GenAI offers exciting opportunities for qualitative SE research but also introduces significant challenges and risks. This section provides a balanced view of both.

Promises of GenAI

• Accelerated Deductive Coding and Annotation: LLMs can act as additional coders, quickly labeling large datasets and highlighting disagreements, especially in low-context settings [35].
• Rapid Summarisation and Translation: LLMs can condense transcripts, issue comments, or chat logs, and translate across languages [23], supporting studies with multilingual corpora.
• Suggestion of Candidate Codes or Themes: By surfacing frequent terms or clusters, LLMs can provide a starting point for thematic analysis, though human review is essential [21].
• Handling Large Datasets: For mining commit histories or developer discussions, topic modeling or embeddings can reveal trends for qualitative exploration [21].
• Measurement and Comparison of Coding Results: Metrics like coverage, density, novelty, and divergence can benchmark human and GenAI coders [16].

Pitfalls of GenAI

• Overgeneralization from Narrow Tasks: Success in annotation does not extend to more interpretive tasks like theme synthesis or theory building, nor does it generalize across diverse SE data types [23].
• Lack of Context and Interpretive Depth: LLMs lack socially embedded sense-making, which clashes with constructivist approaches where researchers interpret interconnected socio-technical artifacts and lived experiences [21].
• Bias and Hallucinations: GenAI systems inherit biases from training data and may hallucinate plausible but incorrect codes or summaries, threatening validity [16].
• Prompt Sensitivity and Reproducibility: Model outputs depend heavily on prompt wording and random seeds, leading to inconsistent results [35] and undermining reliability.
• Epistemological Mismatch: Treating GenAI as an "additional coder" can conflict with constructivist methods' emphasis on co-construction of meaning [19, 27].

Quality & Future Research

Ensuring the quality and rigor of qualitative research with GenAI requires careful consideration of existing criteria and new guidelines. This section outlines future directions for integrating GenAI responsibly.

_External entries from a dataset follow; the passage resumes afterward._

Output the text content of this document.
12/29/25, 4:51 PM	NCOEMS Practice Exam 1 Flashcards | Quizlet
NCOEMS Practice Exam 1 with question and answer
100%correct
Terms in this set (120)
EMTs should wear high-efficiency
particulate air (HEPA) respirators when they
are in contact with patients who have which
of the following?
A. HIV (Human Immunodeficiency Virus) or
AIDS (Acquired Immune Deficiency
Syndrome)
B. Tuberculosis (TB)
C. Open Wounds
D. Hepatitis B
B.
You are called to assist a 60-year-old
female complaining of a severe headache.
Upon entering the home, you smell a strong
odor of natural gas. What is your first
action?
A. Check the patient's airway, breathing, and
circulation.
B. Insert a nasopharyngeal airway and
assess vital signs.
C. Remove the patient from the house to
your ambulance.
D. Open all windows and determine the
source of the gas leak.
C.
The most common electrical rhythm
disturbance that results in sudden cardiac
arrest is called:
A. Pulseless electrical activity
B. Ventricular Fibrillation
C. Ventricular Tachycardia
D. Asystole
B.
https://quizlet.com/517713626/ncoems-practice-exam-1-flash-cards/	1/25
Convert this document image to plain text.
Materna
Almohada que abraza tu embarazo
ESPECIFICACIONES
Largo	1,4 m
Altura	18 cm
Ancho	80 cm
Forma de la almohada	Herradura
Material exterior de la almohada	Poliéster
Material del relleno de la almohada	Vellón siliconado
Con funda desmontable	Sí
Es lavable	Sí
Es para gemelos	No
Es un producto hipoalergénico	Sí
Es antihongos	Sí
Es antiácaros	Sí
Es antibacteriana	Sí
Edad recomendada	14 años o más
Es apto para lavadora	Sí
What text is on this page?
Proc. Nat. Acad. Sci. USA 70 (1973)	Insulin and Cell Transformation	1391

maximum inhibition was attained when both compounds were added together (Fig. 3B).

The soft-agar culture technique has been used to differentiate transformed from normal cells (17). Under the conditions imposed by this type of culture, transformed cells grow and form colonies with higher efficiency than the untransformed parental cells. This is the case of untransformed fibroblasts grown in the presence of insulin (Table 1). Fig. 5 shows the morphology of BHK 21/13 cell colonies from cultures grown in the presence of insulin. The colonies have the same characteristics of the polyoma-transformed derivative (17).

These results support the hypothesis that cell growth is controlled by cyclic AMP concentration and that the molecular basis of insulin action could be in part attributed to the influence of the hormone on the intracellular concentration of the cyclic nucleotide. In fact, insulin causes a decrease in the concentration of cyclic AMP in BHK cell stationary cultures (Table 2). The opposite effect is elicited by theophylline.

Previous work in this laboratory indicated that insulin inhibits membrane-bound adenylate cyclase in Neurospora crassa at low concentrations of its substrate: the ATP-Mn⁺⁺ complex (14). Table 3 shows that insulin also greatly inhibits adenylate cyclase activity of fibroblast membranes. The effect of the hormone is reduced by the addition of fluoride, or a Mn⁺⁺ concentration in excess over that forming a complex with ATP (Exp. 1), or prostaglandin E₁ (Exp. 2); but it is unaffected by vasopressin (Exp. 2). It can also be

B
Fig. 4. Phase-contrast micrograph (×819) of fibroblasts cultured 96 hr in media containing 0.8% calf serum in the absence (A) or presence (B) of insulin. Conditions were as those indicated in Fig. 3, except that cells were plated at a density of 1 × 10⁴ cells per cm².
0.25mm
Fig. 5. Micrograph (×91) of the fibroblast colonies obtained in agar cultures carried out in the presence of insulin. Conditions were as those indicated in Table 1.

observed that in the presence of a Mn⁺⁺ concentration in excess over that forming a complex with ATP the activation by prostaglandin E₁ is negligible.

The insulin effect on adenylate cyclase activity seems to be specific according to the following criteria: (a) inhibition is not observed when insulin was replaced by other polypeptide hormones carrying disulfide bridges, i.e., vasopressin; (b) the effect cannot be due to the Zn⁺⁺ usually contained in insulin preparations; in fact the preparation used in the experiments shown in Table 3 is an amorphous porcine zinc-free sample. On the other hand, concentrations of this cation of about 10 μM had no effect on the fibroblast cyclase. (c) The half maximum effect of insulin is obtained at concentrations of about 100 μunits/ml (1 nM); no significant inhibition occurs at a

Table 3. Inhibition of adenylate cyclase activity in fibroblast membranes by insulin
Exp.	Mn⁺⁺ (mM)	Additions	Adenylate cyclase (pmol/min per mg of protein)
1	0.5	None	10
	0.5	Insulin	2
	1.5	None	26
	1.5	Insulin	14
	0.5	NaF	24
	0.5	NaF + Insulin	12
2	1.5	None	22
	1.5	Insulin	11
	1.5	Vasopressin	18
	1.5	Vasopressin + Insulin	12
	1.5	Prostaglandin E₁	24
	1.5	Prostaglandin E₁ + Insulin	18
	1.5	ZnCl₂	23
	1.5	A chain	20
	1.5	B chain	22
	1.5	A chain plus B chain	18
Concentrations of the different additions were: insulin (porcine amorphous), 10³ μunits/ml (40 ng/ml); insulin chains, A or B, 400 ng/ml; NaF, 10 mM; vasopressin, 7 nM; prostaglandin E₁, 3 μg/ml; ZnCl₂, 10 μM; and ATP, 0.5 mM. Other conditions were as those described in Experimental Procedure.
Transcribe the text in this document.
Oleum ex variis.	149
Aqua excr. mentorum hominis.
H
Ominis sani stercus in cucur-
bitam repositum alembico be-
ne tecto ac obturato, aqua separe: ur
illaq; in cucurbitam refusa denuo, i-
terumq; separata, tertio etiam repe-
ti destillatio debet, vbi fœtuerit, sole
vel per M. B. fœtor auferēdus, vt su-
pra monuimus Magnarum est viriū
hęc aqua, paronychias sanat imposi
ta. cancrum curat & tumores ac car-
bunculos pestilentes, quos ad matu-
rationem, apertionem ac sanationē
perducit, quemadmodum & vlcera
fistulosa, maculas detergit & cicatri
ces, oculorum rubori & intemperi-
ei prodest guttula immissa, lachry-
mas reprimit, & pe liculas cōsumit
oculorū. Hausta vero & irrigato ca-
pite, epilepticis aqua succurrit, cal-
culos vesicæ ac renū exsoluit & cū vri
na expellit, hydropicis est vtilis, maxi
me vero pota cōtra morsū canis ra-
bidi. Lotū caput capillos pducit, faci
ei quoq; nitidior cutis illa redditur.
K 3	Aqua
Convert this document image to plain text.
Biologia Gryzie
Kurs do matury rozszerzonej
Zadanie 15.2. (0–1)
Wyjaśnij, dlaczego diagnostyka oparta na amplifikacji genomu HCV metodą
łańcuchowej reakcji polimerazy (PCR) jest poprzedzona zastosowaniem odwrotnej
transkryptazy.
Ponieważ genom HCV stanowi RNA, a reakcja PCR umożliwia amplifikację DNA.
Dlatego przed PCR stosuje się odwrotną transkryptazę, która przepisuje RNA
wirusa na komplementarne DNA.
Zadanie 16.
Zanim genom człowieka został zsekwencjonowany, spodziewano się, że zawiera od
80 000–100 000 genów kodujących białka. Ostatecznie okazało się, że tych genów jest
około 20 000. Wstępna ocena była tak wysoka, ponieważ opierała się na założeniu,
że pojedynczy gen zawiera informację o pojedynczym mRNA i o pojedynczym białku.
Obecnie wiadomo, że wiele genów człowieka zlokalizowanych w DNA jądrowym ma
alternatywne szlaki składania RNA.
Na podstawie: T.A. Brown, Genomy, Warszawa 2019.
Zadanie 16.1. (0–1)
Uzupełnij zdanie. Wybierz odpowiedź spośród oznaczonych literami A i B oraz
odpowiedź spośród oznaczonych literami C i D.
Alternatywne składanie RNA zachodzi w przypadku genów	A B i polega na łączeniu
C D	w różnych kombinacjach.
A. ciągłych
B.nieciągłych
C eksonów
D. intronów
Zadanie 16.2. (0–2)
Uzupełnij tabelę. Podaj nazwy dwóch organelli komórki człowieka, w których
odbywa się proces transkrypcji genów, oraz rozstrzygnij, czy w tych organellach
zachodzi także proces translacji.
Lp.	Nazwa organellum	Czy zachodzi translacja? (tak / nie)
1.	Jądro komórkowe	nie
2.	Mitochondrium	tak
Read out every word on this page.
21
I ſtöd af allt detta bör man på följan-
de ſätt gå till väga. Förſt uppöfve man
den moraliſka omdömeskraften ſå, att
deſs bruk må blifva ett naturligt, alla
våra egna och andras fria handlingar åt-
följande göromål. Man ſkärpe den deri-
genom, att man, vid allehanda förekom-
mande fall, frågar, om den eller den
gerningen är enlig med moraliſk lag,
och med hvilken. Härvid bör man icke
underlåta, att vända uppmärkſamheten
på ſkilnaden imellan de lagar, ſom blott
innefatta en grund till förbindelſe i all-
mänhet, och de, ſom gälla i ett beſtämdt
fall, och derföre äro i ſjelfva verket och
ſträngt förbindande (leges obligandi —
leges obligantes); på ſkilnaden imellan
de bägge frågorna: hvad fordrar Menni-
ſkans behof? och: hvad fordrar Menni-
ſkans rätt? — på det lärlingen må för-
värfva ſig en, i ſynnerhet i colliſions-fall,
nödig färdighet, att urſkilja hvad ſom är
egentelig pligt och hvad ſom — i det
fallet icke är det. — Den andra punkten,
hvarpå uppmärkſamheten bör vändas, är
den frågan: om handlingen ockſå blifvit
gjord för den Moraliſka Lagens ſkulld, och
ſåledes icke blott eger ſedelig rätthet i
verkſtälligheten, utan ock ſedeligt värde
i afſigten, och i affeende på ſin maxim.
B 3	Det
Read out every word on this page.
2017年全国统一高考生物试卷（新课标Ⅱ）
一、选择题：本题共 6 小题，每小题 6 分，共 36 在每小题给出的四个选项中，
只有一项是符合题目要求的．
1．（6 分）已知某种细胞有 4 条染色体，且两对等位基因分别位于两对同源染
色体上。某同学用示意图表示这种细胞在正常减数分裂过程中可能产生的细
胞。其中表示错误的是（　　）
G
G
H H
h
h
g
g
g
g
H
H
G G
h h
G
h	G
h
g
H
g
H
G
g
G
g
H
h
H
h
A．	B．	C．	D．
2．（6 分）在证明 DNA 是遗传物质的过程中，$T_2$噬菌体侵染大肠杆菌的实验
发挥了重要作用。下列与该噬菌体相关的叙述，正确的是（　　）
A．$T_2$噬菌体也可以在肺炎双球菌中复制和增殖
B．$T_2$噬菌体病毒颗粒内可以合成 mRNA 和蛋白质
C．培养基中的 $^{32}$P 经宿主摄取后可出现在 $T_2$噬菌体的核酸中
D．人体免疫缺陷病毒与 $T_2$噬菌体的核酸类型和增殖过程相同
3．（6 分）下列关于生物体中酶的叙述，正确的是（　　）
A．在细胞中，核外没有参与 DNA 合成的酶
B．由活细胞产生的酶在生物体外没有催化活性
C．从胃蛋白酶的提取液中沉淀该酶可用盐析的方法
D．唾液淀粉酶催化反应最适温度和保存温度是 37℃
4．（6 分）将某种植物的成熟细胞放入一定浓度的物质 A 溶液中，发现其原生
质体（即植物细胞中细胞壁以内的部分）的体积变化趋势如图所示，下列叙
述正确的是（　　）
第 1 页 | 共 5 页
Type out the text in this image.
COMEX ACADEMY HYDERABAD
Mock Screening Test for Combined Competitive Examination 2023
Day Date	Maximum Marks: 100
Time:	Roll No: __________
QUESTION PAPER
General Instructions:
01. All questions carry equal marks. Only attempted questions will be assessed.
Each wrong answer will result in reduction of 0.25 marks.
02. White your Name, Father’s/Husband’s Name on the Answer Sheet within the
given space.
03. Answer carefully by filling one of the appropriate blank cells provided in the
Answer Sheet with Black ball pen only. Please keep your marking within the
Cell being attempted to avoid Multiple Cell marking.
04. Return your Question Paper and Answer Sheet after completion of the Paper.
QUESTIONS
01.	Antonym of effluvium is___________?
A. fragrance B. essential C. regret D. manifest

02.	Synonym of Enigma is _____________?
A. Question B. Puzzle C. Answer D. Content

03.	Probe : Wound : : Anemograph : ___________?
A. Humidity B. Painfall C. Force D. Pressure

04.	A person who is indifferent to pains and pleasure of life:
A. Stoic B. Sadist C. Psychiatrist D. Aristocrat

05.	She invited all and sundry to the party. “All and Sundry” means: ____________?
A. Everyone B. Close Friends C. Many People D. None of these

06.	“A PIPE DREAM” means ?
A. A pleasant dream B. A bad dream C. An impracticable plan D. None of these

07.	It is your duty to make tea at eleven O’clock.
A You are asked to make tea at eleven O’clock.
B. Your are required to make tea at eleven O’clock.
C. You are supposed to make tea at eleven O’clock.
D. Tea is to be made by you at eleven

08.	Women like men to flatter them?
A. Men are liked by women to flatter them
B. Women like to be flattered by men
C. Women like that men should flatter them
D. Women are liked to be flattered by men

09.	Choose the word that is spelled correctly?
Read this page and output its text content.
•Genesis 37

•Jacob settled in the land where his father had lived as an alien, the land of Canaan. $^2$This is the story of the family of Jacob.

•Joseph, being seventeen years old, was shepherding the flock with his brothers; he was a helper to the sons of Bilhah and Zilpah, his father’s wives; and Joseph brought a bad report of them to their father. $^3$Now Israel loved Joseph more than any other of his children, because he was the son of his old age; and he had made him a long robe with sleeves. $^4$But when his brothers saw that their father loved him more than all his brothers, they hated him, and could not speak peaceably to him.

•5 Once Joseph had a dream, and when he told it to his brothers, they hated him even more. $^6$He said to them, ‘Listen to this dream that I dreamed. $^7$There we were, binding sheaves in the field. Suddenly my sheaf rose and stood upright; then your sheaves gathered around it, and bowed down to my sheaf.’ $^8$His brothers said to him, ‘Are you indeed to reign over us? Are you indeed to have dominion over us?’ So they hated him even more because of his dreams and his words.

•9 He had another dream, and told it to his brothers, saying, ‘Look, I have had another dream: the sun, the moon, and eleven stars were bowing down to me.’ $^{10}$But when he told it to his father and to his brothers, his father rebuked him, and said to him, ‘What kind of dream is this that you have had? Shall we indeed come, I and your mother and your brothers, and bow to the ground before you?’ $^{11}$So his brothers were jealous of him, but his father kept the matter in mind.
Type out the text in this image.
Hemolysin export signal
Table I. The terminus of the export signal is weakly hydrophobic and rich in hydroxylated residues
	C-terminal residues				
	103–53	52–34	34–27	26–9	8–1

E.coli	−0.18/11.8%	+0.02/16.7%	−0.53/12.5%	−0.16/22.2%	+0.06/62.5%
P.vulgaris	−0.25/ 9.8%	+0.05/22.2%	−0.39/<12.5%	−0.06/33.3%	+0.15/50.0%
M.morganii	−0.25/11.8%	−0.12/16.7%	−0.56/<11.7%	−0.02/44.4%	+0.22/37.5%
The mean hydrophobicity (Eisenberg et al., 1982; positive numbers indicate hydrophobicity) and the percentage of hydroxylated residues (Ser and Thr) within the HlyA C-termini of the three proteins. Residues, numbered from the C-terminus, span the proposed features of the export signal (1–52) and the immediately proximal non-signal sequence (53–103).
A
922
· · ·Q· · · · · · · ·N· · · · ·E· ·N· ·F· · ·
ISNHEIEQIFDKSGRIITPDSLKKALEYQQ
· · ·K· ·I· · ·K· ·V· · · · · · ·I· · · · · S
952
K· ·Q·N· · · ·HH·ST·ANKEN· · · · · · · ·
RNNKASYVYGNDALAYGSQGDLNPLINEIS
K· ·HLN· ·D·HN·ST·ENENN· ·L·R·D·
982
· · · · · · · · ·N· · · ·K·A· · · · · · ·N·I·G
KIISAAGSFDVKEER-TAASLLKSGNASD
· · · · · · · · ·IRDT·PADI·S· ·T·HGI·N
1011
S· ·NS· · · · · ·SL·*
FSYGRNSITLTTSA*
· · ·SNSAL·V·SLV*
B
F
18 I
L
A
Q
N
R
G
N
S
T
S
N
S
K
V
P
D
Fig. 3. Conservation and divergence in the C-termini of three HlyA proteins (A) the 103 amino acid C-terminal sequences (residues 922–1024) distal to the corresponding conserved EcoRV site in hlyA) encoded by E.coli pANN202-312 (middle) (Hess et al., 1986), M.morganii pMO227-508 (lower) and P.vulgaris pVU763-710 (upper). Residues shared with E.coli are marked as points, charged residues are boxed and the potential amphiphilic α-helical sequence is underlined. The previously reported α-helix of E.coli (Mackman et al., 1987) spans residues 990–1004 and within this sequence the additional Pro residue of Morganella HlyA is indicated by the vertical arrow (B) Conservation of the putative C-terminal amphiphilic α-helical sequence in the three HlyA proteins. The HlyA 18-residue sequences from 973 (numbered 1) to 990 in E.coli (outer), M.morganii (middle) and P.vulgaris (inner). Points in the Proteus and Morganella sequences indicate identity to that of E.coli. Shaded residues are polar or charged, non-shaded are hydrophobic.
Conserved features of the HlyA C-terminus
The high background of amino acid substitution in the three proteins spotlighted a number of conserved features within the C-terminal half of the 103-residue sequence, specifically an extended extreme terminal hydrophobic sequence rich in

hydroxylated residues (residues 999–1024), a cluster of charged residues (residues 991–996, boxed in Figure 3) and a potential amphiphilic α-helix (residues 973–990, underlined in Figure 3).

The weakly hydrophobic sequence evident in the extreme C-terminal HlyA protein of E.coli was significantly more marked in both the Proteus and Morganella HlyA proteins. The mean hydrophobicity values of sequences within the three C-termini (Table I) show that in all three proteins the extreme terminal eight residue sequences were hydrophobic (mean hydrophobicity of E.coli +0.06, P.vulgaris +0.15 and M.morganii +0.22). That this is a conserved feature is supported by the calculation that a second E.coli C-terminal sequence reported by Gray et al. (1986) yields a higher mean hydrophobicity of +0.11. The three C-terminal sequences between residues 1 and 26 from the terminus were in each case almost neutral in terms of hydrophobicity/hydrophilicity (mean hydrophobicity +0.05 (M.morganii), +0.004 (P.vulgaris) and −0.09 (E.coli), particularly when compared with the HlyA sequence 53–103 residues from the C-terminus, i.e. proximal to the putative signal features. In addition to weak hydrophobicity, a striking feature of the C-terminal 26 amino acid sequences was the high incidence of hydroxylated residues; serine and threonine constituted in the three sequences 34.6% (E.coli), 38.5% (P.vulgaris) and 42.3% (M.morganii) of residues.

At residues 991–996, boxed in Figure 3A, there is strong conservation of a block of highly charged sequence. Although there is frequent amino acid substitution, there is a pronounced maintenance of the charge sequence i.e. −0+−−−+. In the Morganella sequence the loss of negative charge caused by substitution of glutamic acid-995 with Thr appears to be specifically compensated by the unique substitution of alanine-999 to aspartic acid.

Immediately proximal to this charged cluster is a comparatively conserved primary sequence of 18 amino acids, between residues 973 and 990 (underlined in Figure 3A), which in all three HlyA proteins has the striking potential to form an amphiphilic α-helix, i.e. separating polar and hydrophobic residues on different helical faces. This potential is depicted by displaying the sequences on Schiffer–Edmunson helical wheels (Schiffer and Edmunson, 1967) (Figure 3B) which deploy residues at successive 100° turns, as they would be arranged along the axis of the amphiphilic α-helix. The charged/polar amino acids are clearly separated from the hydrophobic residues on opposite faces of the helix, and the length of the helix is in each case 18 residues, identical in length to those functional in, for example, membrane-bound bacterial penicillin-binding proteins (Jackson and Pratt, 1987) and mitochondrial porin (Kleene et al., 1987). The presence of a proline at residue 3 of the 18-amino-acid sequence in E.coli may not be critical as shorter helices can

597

Qualitative research quality begins with the creation of high quality data [10]. Long-standing qualitative research criteria such as reliability, validity, reflexivity, and ethical responsibility need to be reconsidered as GenAI becomes part of the process.

When GenAI is introduced as a coder, researchers must still evaluate the agreement with humans and over repeated runs [35]. GenAI can threaten validity by introducing hidden biases, misrepresenting developer voices, or hallucinating results [16]. Researchers must therefore remain reflexive about how GenAI shapes interpretation, and be transparent in documenting prompts, model versions, and parameter settings [19, 22].

Ethical and governance issues are crucial in SE contexts because artifacts often contain sensitive or proprietary information. Using external GenAI services to process source code or internal communication logs raises confidentiality and intellectual property concerns [17]. Fairness is also critical: models trained mainly in open-source projects may underrepresent commercial or marginalized communities [15].

Future Plans: A Research Agenda

• Benchmarking GenAI as a replacement for coders: Evaluate whether GenAI can substitute for additional coders in deductive coding or content analysis across various artifacts [20, 35].
• Extending GenAI evaluation to interpretive methods: Examine how GenAI behaves in grounded theory, field studies, and narrative analysis when applied to SE data [30, 31].
• Designing collaborative human-AI workflows: Design workflows where researchers and GenAI collaborate without losing interpretive depth, with essential tool support [21].
• Developing standards for SE research practice: Define how GenAI should be integrated into scientific practices, including documentation requirements and prevention of human-only interpretation exclusion [22].
• Reconciling GenAI and constructivist/interpretivist paradigms: Address whether GenAI use can align with paradigms where truth is socially constructed, considering biases and positionality [2].